Viviendo en la ciudad de papel

Felicítame, pero por las razones correctas.

El 8 de marzo no me felicites por ser mujer, por ser madre o por ser ‘’linda, romántica, impredecible’’, como si esos fuesen los adjetivos perfectos para la mujer. Felicítame por ser una luchadora, por abrirme paso en un mundo tan gobernado por voces que quieren silenciar la mía. Felicítame porque mi género se quiso sacar las cadenas opresoras y no lograron callarnos. Felicitá a los cientos de mujeres que vinieron antes que yo; las empleadas, las abogadas, las maestras, los pilotos, las bomberas, enfermeras, amas de casa; las que abrieron el camino para que el día de hoy pueda tener una libertad.

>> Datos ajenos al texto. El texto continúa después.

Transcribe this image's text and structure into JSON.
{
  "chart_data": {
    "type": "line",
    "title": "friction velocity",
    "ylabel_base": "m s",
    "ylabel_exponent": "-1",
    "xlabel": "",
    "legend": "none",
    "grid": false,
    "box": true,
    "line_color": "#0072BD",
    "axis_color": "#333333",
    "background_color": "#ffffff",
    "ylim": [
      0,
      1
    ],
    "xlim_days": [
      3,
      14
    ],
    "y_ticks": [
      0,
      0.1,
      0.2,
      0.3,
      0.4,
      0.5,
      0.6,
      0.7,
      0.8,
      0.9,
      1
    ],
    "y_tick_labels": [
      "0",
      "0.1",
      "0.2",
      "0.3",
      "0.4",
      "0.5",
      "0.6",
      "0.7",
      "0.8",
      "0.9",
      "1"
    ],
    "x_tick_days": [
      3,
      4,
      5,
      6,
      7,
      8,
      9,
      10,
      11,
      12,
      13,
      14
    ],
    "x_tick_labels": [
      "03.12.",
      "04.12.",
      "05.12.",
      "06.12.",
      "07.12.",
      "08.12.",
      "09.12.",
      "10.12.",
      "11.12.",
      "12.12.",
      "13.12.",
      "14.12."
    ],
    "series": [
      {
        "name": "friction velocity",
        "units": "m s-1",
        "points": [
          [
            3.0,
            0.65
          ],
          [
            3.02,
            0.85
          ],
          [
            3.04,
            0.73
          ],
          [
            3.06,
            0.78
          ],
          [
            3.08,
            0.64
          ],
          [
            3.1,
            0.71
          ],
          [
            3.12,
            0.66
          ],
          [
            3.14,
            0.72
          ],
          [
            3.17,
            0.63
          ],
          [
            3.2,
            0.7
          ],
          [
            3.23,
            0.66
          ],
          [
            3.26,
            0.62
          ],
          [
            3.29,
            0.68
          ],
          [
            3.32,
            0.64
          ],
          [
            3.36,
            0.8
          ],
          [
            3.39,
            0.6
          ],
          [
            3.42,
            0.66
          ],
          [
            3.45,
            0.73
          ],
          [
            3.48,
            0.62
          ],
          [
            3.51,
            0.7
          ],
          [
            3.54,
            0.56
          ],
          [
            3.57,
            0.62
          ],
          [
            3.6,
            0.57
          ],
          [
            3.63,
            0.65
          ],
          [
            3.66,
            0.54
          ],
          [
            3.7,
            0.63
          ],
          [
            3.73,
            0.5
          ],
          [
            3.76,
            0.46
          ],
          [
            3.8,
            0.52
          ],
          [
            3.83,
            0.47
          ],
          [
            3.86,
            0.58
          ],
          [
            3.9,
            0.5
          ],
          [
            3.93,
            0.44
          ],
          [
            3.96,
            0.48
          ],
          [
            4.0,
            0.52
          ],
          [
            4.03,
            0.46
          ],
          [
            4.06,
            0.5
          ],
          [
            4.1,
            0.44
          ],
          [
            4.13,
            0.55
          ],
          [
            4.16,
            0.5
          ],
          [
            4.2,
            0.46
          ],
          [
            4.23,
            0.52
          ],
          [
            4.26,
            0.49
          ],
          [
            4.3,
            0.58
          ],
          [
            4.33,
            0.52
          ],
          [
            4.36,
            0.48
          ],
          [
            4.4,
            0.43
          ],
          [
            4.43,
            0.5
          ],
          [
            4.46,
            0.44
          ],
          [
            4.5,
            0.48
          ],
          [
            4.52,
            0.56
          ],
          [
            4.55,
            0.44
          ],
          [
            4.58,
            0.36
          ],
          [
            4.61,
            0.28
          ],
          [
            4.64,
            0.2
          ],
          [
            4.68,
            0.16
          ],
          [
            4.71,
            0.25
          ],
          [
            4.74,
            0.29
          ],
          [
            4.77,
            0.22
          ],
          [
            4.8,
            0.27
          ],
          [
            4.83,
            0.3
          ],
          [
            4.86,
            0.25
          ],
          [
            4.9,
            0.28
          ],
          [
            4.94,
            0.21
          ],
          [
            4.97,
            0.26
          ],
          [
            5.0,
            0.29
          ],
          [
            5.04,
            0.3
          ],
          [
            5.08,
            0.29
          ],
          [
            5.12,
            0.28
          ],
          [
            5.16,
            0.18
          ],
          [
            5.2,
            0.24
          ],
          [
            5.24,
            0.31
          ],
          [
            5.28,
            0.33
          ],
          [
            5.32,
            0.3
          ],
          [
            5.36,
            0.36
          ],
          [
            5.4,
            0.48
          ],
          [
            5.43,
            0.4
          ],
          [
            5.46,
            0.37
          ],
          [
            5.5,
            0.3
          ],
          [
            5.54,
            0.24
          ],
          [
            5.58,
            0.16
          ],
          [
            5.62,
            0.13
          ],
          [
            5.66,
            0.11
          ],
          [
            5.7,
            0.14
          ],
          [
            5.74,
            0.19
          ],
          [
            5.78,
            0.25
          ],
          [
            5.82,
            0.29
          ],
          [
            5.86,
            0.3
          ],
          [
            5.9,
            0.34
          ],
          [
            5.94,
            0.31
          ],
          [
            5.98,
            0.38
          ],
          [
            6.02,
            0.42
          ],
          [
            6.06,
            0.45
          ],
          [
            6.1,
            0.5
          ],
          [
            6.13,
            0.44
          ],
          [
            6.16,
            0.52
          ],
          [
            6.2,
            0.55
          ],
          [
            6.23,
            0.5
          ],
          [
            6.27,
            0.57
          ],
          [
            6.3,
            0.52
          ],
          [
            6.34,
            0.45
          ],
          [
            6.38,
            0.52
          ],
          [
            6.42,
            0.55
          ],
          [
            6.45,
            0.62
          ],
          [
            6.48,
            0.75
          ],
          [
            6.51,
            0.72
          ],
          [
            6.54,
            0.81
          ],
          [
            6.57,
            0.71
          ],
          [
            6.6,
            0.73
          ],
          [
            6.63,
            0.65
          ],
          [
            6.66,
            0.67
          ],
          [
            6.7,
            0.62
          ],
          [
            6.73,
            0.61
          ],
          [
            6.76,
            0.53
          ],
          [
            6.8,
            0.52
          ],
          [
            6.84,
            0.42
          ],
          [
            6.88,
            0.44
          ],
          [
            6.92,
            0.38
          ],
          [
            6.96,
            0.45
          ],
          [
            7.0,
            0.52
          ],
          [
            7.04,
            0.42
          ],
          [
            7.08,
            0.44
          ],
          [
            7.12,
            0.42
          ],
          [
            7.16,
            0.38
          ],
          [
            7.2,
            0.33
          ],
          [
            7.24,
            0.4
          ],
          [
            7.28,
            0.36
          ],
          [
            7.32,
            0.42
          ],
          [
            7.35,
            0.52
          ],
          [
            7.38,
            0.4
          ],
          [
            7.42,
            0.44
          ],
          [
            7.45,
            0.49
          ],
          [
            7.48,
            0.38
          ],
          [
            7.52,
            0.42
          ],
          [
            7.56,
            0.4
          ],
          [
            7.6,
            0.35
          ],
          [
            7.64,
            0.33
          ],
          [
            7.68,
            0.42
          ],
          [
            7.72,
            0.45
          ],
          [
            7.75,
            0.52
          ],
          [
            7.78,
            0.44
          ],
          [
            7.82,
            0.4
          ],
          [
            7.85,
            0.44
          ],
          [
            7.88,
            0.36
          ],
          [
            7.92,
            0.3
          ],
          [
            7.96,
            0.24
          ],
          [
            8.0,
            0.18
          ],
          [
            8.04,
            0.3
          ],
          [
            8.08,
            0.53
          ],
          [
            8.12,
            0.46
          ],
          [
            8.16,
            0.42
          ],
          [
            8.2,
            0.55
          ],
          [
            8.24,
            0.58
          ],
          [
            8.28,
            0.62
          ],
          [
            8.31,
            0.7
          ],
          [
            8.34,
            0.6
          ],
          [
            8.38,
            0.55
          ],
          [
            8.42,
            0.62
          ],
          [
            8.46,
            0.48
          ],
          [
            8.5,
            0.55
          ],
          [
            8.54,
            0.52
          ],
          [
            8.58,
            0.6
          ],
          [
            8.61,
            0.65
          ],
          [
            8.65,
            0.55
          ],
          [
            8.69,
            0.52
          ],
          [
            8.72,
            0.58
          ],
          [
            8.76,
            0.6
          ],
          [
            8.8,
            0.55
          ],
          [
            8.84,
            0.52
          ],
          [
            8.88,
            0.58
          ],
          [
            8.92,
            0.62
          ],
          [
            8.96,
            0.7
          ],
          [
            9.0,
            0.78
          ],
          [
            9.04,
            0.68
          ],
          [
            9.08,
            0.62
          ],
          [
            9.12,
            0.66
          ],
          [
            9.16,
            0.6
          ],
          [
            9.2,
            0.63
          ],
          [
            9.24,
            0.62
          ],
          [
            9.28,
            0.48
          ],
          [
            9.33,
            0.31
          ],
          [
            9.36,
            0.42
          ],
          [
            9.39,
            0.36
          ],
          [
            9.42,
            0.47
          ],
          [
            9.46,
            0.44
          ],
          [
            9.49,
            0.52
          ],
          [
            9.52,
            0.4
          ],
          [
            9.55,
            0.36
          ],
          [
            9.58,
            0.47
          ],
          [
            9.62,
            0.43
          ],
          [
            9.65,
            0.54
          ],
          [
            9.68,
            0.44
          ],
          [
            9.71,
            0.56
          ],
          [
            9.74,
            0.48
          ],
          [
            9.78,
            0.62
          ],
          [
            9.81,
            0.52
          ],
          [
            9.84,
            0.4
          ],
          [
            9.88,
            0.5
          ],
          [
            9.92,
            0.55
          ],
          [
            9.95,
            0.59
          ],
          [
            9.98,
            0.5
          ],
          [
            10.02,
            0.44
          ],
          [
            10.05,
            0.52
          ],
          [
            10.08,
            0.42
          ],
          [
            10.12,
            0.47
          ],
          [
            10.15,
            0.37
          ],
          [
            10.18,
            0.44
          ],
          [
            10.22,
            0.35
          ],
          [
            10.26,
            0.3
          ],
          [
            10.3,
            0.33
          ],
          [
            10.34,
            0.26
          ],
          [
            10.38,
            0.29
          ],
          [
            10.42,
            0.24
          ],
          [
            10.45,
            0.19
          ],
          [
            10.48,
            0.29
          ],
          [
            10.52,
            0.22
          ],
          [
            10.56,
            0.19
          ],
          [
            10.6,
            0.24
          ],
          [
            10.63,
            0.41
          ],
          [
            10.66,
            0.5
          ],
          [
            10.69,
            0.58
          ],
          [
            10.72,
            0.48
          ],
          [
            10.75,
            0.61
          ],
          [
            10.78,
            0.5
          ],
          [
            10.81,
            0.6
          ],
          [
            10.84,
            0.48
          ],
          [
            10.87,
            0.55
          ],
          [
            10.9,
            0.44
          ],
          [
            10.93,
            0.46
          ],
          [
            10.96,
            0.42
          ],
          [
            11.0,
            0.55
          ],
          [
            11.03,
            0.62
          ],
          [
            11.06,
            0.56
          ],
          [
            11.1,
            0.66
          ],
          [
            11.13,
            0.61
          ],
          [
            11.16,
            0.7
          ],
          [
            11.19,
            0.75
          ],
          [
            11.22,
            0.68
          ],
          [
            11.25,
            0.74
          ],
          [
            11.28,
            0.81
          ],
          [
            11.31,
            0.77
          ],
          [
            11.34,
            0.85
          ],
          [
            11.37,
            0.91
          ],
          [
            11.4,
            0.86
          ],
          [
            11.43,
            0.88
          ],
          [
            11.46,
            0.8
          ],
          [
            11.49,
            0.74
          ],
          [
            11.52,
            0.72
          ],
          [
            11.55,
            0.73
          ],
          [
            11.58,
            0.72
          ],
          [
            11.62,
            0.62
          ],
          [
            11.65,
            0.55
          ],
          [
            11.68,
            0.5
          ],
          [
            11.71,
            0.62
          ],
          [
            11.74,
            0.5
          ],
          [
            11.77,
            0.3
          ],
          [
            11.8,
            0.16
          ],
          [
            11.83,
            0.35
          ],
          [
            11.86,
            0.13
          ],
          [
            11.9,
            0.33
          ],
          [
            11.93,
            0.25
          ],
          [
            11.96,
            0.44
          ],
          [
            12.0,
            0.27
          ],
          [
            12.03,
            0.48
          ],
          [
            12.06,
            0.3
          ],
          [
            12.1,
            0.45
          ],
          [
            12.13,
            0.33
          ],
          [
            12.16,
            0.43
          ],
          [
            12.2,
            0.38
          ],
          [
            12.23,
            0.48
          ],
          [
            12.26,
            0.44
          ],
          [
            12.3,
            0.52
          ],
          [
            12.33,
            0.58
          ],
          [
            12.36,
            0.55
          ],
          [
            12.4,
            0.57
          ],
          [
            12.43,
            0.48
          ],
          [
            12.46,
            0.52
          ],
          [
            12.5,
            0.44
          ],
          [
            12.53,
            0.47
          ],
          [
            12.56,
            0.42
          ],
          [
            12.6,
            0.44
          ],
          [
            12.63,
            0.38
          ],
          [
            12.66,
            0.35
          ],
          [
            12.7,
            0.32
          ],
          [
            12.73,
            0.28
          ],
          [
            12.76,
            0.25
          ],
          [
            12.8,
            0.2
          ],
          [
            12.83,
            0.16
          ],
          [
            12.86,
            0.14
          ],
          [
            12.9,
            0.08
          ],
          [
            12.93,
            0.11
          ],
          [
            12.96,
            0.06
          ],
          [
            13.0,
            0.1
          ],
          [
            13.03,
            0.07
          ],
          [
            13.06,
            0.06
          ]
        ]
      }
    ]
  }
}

No me felicites y me des una canción de Arjona, tampoco quiero flores ni electrodomésticos. Quiero que las mujeres dejen de ser violadas, asesinadas, golpeadas, mal tratadas. Quiero decidir sobre mi cuerpo porque es mío. ¿Cómo podés darme todo eso, te vas a preguntar? Fácil, uniéndote a mí y ayudándome. Quiero que te sumes a la lucha conmigo y que codo a codo cambiemos las cosas. Quiero que eduques conmigo y que dejes de tenerle miedo al feminismo, esa nueva mala palabra que asusta a muchos. Quiero que comprendas que somos iguales, y que ser madre o esposa no me hace ni más y menos que otra mujer que no lo es. Que puedo tener mi carrera y mi independencia, que también puedo limpiar y cocinar porque me gusta, y no porque es mí supuesto y muy errado deber sólo por ser mujer. Que quiero igualdad salarial y de derechos, no quiero ser acosada ni molestada, ni bajar la cabeza porque decir mi opinión en voz alta me va a dejar como una ‘’histérica’’. Quiero que comprendas que nos realizamos cada una por objetivos personales, y no tenemos una agenda de deberes por cumplir. Que comprendas que en este día no se festeja con bingos, ni ramos de flores, porque simplemente no necesito esas cosas. Necesito que conmemores conmigo hasta donde hemos avanzado, que no es poco. Pero falta mucho más.

Se conmemora la lucha femenina en un momento que era totalmente impensado. Se conmemora la muerte de cientos de mujeres americanas, trabajadoras textiles, que reclamaban mejoras laborales. Y que fueron consideradas tan, pero tan inservibles, reemplazables, sin valor; que no fueron escuchadas. Murieron en un incendio en la fábrica, causado por las malas condiciones por las que reclamaban.

No quiero que se las olvide, no quiero que hayan sufrido y hayan fallecido por nada. Como tantas otras a lo largo de la historia, en todo el mundo, de diferentes edades y clases sociales. Felicítalas a ellas, por atreverse a enfrentar los condicionamientos de su época, por querer cambiar las cosas, por luchar por lo que merecían, por querer romper un molde, el cual muchos construyeron alrededor de ellas, y siguen haciéndolo. Porque a pesar de haber pasado cientos de años, aún el día de hoy, la mujer sigue teniendo inconvenientes. Siguen negándole derechos de todo tipo. Sigue violentándola. Siguen burlándose de su lucha. Siguen mandándola a barrer y cocinar, como si fuese algo deshonroso, como si solamente fuésemos capaz de eso.

Pero somos capaces de mucho más.

Este 8 de marzo, felicítame por ser una luchadora a favor de la igualdad. Una buscadora de justicia y de derechos. Felicítame por querer salir y dejar escuchar mi voz y lo que tengo para decir, que es bastante. Felicítame porque no me voy a dar por vencida. Y cuando me sienta derrotada y con ganas de bajar los brazos, te voy a felicitar a vos por levantar más alto el estandarte.  

Feliz día, mujeres. Las felicito por todo.